Großes Kino in Berlin, die kleineren Vorstellungen in Halle. Doch würde Karamba Diaby etwas fehlen, wenn er nicht quer über die Straße grüßen könnte oder mit dem Dönerhändler nebenan ein Schwätzchen hielte.

Politiker sollten lange an der Basis arbeiten

Seine Maxime: „Für die Politik sollte man lange an der Basis gearbeitet haben und den Bezug auch nie verlieren.“ Seine sechs Jahre im Stadtrat empfindet er genauso hilfreich wie die Seminar- und Workshop­touren in der Bildungsarbeit.

Mit Workshops hat Diaby derzeit wieder reichlich zu tun.

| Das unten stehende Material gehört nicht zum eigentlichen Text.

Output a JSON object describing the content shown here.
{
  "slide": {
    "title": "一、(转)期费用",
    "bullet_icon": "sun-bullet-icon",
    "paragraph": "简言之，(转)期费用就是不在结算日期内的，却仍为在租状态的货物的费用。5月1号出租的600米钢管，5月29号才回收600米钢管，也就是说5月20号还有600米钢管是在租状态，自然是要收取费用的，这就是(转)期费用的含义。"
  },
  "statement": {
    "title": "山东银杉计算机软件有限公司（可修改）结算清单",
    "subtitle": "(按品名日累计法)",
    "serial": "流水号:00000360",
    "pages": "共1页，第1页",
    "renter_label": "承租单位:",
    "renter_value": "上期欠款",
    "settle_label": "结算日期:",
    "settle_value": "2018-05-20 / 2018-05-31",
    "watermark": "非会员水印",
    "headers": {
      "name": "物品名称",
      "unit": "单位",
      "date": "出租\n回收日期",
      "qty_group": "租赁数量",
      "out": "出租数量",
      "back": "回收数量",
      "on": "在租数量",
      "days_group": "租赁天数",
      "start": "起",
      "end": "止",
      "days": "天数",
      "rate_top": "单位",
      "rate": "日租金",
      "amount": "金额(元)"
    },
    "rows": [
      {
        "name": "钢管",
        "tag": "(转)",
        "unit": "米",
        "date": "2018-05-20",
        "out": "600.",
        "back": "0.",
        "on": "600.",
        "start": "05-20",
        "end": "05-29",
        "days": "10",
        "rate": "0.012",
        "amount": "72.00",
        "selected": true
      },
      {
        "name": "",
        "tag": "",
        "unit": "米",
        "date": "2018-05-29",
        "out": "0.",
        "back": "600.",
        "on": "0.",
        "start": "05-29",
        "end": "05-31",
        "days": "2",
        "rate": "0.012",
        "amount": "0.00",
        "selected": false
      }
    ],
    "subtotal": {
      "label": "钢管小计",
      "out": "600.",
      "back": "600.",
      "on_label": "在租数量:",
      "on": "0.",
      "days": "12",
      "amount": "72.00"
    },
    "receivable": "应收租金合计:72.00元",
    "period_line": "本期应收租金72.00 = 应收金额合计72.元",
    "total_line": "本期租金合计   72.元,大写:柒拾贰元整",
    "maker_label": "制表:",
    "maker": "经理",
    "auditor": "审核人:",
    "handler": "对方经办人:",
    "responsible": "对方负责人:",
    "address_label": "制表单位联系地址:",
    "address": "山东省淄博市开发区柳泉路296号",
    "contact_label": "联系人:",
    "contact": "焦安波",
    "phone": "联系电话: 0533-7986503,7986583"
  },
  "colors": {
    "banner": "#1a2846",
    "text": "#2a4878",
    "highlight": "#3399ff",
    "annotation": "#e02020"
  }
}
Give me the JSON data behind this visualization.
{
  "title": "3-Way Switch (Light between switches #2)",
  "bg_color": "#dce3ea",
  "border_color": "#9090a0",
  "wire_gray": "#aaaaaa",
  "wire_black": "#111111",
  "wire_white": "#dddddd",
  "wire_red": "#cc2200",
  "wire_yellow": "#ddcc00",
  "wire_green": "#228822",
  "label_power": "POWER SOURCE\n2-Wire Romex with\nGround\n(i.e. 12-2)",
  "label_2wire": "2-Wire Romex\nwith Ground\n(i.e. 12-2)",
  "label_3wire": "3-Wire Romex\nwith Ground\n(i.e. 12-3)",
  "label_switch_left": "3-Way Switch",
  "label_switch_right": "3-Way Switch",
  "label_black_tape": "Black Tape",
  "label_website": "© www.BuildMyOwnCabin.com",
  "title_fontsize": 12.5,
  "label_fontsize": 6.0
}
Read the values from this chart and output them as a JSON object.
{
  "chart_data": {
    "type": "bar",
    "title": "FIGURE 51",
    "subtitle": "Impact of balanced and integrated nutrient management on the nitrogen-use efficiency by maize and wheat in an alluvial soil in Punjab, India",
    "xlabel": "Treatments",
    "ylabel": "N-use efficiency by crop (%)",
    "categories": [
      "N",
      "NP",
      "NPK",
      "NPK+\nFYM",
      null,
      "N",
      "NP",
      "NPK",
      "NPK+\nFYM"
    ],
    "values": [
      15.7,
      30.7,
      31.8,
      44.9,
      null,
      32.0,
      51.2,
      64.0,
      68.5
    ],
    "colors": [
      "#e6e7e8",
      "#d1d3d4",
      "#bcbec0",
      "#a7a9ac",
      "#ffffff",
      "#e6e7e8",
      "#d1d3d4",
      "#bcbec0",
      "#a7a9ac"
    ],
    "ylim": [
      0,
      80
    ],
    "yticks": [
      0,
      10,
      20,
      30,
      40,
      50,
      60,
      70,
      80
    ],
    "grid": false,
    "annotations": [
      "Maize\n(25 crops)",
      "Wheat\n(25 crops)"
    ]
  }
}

Nur geht es diesmal um die Zukunftsideen der deutschen Sozialdemokraten für „Neue Gerechtigkeit“. Der Hallenser fungiert dabei als Leiter der Projektgruppe „Neues Mitein­ander“. Als solcher fordert er dringend ein Einwanderungsgesetz, „auch wenn wir wissen, dass dies in der Bevölkerung kontrovers diskutiert wird“. Anderthalb Jahre lang berät die SPD dieses und fünf weitere Themen mit Fachleuten aller gesellschaftlichen Bereiche, um zu greifbaren Ergebnissen zu kommen.

So ihn seine Partei nominiert, würde Karamba Diaby gern noch mal für den Bundestag kandidieren, um bei der Umsetzung mitzutun: „Ich bin sehr gern Abgeordneter und will mich weiterhin für Bildung, gute Arbeit und gesellschaftlichen Zusammenhalt einbringen.“

Bei den Fraktionsterminen vor Ort der SPD gilt übrigens das Prinzip von Geben und Nehmen. So wie sich Diaby die Pflegeexpertin nach Halle holte, wurde er an diesem Wochenende von einer Kollegin nach Augsburg als Fachmann für bürgerliches Engagement eingeladen. Thema: Möglichkeiten für Integration im Kleingartenwesen.